When I was in high school that pretty much happened. One day we were sitting through geography lessons, droning along with the teacher as he pointed out cities, rivers, hills, etc. on a map, when a section of ceiling collapsed on top of one of the kids’ desks, splattering several others with fragments.
Nobody was hurt, ceiling was those light weight plates that had become waterlogged due to a broken water pipe.
Then last year in the company I worked the same happened. This time the plate just fell harmlessly on the floor though. Again nobody got hurt.
We probably ought to cut down all the trees now…just in case…
KILLER TREES! Yup, I have a story too. Walking to the bus stop 30 yrs ago I hear a huge crack-crash. I run the next 20 yards and a huge limb from a willow tree had fallen. Neighbor boy was there and it missed him by a foot or two? What did we do? Nothing. Bus came 5 min later and we got on and went to school.
But my real comment is about how STRANGERS from all over the park rushed in to help. STRANGERS, the most evil and suspicious of our species!
Let’s keep them all inside where they can eventually die from complications of childhood obesity. (I remember when I was little and used to run a quarter mile to school and back twice a day because we got to go home for lunch. Back then we had safety patrol boys to make sure little kids were safe on the way to school and back.)

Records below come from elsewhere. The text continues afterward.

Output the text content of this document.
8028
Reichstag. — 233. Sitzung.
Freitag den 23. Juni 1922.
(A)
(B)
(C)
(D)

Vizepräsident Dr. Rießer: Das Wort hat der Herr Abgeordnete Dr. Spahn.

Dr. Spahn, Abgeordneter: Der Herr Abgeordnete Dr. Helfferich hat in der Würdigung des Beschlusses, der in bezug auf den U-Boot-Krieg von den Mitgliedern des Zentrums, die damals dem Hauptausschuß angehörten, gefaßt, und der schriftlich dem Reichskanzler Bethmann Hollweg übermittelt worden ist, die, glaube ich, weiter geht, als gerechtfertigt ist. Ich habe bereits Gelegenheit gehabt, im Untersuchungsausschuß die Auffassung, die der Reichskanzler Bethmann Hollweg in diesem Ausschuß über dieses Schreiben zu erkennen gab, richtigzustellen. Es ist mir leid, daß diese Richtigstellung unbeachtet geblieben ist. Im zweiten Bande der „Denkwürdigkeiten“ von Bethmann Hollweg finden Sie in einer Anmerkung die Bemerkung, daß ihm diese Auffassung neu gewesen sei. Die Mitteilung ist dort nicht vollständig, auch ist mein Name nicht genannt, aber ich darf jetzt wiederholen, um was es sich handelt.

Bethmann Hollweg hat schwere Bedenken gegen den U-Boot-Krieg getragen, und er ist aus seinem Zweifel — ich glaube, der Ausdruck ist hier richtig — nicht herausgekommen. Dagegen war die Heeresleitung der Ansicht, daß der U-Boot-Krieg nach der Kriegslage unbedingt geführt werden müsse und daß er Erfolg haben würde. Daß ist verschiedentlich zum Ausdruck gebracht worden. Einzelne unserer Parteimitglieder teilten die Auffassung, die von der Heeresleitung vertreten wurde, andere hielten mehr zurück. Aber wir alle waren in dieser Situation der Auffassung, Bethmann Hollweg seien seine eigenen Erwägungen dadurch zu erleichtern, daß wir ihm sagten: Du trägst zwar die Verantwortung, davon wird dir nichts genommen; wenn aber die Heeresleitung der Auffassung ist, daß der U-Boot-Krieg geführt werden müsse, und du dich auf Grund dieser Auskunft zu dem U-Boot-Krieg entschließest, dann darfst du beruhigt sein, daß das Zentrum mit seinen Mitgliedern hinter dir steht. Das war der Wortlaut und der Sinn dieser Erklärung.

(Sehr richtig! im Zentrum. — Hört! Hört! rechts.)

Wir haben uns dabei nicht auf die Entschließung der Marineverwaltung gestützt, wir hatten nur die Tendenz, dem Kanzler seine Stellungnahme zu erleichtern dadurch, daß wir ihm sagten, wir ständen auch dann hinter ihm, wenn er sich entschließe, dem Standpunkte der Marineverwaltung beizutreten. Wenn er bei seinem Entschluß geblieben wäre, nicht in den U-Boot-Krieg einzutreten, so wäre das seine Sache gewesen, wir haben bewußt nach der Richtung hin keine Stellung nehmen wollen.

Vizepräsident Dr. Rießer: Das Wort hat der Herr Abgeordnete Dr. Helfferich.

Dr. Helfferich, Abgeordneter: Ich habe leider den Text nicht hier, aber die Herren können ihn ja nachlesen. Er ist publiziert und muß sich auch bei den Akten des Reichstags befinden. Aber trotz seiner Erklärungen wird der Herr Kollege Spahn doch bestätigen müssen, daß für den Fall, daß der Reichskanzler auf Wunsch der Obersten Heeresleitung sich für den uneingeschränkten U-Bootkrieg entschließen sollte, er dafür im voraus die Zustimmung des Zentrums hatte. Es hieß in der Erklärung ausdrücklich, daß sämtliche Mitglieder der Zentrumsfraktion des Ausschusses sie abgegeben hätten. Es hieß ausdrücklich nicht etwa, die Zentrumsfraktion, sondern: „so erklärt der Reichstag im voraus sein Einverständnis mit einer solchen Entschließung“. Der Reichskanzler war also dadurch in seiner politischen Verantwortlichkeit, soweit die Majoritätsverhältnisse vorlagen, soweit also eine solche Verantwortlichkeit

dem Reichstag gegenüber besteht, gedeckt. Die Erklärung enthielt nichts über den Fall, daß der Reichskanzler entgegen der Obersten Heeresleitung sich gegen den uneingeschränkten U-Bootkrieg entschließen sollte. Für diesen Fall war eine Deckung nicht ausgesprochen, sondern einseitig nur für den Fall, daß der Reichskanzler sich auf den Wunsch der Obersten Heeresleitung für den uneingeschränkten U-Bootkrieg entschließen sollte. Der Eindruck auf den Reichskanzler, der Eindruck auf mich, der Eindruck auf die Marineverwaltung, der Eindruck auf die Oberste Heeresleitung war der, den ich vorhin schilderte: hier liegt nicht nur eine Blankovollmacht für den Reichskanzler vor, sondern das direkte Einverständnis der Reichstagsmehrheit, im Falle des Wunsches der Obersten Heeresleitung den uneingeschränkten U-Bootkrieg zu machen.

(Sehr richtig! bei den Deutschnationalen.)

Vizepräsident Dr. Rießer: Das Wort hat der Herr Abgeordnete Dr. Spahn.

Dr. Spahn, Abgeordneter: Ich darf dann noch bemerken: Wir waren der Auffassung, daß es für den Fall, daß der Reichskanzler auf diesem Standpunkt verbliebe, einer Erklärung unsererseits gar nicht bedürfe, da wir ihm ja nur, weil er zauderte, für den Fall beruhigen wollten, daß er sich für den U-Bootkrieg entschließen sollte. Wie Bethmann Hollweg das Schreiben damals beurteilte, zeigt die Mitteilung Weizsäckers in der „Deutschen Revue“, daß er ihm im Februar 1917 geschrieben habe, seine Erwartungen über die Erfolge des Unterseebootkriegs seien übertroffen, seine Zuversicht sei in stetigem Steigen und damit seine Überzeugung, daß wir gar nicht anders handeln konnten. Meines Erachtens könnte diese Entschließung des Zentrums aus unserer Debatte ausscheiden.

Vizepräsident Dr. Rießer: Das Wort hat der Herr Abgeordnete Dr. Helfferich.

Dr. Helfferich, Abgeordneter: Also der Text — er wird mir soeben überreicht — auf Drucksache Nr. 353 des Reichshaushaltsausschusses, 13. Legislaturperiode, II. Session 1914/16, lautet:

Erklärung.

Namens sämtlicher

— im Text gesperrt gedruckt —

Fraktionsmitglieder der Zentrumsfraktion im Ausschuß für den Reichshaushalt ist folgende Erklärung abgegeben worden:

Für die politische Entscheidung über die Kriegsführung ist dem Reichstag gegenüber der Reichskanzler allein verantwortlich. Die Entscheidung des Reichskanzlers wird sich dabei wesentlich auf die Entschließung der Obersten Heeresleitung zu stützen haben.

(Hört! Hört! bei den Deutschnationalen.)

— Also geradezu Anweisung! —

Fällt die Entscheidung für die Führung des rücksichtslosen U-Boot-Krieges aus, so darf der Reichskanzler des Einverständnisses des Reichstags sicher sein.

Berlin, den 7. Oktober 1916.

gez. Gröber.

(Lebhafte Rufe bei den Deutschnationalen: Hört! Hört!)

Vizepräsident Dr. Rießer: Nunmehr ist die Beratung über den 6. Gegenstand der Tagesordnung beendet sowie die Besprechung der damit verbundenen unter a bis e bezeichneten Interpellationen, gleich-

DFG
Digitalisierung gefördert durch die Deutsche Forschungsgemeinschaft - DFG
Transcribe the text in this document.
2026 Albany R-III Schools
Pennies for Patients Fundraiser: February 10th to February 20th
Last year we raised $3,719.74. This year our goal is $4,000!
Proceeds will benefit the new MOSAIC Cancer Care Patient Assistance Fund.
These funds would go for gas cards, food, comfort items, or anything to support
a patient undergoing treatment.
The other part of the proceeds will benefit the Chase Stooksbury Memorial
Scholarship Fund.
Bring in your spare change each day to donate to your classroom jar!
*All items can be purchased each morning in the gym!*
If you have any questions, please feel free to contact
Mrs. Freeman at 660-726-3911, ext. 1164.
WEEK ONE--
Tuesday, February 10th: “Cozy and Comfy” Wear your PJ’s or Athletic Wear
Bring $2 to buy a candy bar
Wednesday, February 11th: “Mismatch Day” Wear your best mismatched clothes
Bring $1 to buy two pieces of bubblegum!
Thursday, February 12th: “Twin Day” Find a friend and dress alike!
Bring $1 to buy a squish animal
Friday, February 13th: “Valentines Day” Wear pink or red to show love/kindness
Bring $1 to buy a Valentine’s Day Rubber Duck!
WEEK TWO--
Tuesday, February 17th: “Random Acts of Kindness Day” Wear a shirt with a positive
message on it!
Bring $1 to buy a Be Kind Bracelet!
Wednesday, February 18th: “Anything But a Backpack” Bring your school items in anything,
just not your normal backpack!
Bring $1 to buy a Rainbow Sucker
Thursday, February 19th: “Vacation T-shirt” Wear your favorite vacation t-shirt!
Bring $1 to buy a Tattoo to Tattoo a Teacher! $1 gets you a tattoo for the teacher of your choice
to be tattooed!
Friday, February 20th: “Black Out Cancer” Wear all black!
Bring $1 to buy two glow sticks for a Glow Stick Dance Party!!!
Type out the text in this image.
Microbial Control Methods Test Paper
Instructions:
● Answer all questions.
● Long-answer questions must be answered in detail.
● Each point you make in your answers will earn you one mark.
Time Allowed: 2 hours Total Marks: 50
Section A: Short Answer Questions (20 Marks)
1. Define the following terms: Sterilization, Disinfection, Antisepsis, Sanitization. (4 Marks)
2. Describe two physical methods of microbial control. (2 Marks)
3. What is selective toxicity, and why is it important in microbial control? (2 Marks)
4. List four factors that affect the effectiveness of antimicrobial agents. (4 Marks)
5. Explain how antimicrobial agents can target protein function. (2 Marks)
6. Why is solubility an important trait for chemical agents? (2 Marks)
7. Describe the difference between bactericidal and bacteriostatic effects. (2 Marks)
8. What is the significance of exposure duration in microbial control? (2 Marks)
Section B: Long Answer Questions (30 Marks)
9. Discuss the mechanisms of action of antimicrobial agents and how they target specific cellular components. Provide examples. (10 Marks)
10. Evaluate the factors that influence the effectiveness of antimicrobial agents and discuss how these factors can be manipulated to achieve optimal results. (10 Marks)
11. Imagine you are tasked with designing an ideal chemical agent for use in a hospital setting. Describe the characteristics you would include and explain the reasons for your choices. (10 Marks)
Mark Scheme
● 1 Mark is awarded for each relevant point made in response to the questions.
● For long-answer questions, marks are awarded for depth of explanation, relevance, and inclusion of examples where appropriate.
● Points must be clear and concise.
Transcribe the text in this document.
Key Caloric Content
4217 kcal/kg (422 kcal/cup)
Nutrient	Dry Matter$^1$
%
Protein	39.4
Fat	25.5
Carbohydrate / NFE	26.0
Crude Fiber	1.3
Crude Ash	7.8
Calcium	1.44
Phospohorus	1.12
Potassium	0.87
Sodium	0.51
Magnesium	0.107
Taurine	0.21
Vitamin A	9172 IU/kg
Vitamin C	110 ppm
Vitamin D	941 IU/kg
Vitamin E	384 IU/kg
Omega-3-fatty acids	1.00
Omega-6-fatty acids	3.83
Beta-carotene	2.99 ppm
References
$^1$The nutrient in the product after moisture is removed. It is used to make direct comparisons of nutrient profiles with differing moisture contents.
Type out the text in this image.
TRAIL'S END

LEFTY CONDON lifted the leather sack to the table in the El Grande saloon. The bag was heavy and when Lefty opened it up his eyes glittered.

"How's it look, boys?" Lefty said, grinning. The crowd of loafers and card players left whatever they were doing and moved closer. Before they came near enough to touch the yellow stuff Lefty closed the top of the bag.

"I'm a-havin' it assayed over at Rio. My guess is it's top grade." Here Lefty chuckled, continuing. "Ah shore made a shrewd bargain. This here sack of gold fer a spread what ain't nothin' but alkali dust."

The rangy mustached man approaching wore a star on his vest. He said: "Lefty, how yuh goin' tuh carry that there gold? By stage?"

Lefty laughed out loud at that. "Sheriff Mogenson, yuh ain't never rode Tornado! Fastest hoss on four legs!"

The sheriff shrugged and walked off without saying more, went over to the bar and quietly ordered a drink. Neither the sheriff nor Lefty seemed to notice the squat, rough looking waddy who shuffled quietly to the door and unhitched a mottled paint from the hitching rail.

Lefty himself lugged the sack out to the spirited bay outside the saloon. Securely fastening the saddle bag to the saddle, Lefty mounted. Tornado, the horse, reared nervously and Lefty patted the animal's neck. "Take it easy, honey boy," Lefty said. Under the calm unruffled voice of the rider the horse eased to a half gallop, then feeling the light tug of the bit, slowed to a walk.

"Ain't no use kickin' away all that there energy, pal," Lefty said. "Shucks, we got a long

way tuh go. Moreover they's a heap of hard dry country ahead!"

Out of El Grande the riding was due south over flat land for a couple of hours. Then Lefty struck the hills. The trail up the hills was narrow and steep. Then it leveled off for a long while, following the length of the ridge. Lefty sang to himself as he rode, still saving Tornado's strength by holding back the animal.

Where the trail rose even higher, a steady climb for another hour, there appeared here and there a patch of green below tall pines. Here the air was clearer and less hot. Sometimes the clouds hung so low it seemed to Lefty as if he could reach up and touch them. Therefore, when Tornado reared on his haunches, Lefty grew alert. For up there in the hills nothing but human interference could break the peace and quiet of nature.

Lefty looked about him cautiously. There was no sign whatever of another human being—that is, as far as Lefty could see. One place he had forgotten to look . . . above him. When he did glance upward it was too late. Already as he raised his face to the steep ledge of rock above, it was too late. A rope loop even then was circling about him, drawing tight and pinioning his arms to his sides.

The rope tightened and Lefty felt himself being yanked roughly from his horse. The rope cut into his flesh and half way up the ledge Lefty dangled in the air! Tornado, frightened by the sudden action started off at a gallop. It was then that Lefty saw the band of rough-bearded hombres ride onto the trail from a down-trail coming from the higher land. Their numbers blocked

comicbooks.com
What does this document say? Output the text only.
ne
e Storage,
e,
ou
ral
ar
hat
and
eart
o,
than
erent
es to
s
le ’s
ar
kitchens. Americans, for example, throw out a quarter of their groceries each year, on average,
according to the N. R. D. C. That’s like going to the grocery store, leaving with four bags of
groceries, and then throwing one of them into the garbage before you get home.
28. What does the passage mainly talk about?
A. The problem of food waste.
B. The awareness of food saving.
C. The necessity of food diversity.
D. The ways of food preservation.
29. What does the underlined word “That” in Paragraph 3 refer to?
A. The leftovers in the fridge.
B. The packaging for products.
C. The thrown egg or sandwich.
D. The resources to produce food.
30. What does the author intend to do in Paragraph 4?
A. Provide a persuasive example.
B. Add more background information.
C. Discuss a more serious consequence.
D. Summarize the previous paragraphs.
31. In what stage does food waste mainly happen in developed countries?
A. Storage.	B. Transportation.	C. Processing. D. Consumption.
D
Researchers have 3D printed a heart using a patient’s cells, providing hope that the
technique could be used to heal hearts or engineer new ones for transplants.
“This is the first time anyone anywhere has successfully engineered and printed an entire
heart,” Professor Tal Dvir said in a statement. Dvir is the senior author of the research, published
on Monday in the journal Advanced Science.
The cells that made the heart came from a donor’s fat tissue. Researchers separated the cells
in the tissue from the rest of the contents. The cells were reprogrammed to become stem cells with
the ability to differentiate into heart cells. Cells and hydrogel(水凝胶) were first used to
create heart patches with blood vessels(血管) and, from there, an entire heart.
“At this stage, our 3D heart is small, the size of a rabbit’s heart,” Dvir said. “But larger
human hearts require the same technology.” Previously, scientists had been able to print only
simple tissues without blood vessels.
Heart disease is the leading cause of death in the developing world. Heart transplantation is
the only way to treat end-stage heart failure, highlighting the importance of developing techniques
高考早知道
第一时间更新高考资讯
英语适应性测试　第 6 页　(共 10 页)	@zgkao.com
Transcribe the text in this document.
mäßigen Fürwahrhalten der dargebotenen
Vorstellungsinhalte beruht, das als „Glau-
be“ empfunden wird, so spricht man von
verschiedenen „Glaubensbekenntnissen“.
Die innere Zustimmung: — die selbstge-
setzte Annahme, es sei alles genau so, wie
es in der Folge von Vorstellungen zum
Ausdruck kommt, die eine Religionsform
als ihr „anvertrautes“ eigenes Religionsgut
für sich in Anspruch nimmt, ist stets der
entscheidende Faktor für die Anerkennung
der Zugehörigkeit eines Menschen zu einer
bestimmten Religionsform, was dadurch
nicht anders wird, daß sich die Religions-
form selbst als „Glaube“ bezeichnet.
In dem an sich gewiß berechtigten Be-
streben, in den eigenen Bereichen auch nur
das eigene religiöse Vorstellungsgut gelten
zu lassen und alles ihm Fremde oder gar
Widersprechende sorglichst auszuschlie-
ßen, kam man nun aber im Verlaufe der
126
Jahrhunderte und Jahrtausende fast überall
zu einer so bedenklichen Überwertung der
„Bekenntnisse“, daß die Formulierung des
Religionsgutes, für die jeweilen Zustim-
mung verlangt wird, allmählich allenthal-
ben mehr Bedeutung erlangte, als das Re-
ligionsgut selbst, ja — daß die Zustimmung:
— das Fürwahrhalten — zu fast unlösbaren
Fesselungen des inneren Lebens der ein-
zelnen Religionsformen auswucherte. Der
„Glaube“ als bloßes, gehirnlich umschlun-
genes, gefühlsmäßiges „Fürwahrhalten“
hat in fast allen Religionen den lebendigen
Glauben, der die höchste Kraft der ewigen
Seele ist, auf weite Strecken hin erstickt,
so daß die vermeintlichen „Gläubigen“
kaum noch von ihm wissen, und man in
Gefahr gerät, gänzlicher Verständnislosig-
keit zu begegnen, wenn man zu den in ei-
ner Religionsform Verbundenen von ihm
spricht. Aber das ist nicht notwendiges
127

As a 10-year old boy I was on a pontoon boat with my parents and another couple who owned the boat. We anchored along the shore to find some shade. As fate would have it, a large black snake was sunning itself on a dead tree limb overhead. The limb broke, striking my mother’s thigh, and a surprised 8-foot black snake had joined us on the boat.
Nothing to add, really, other than sometimes accidents are exactly that.
15 years ago a Penn State student was tragically killed by the falling limb from one of the 100+ year old elm trees that lined the walk to Old Main. The trees were suffering from a blight and all of them were removed. This walk will never be enjoyed again: http://chickswithchoices.com/blog/wp-content/uploads/2011/11/medium_6288866486.jpg
This is absolutely nuts. You know, the funny part is, if it were ADULTS that tree fell on, we’d barely be batting an eyelash over it. Ok, it might make the news but the emphasis would be that it was a good thing nobody was hurt and I highly doubt there would be calls for people to stay inside or to never walk under a tree again! So I guess it’s OK for trees to fall on adults but not children.
JT, one of my high school friends, years before I met her, was laying on her bed when the ceiling fan fell on her. She got a cut on her face from her glasses.
Clearly, children should not be allowed to lay in their beds. 😛
From now on, mandatory helmets for pedestrians within 5 miles of a tree! 😛
How many people, including children, are killed in auto accidents every year ? Think about it.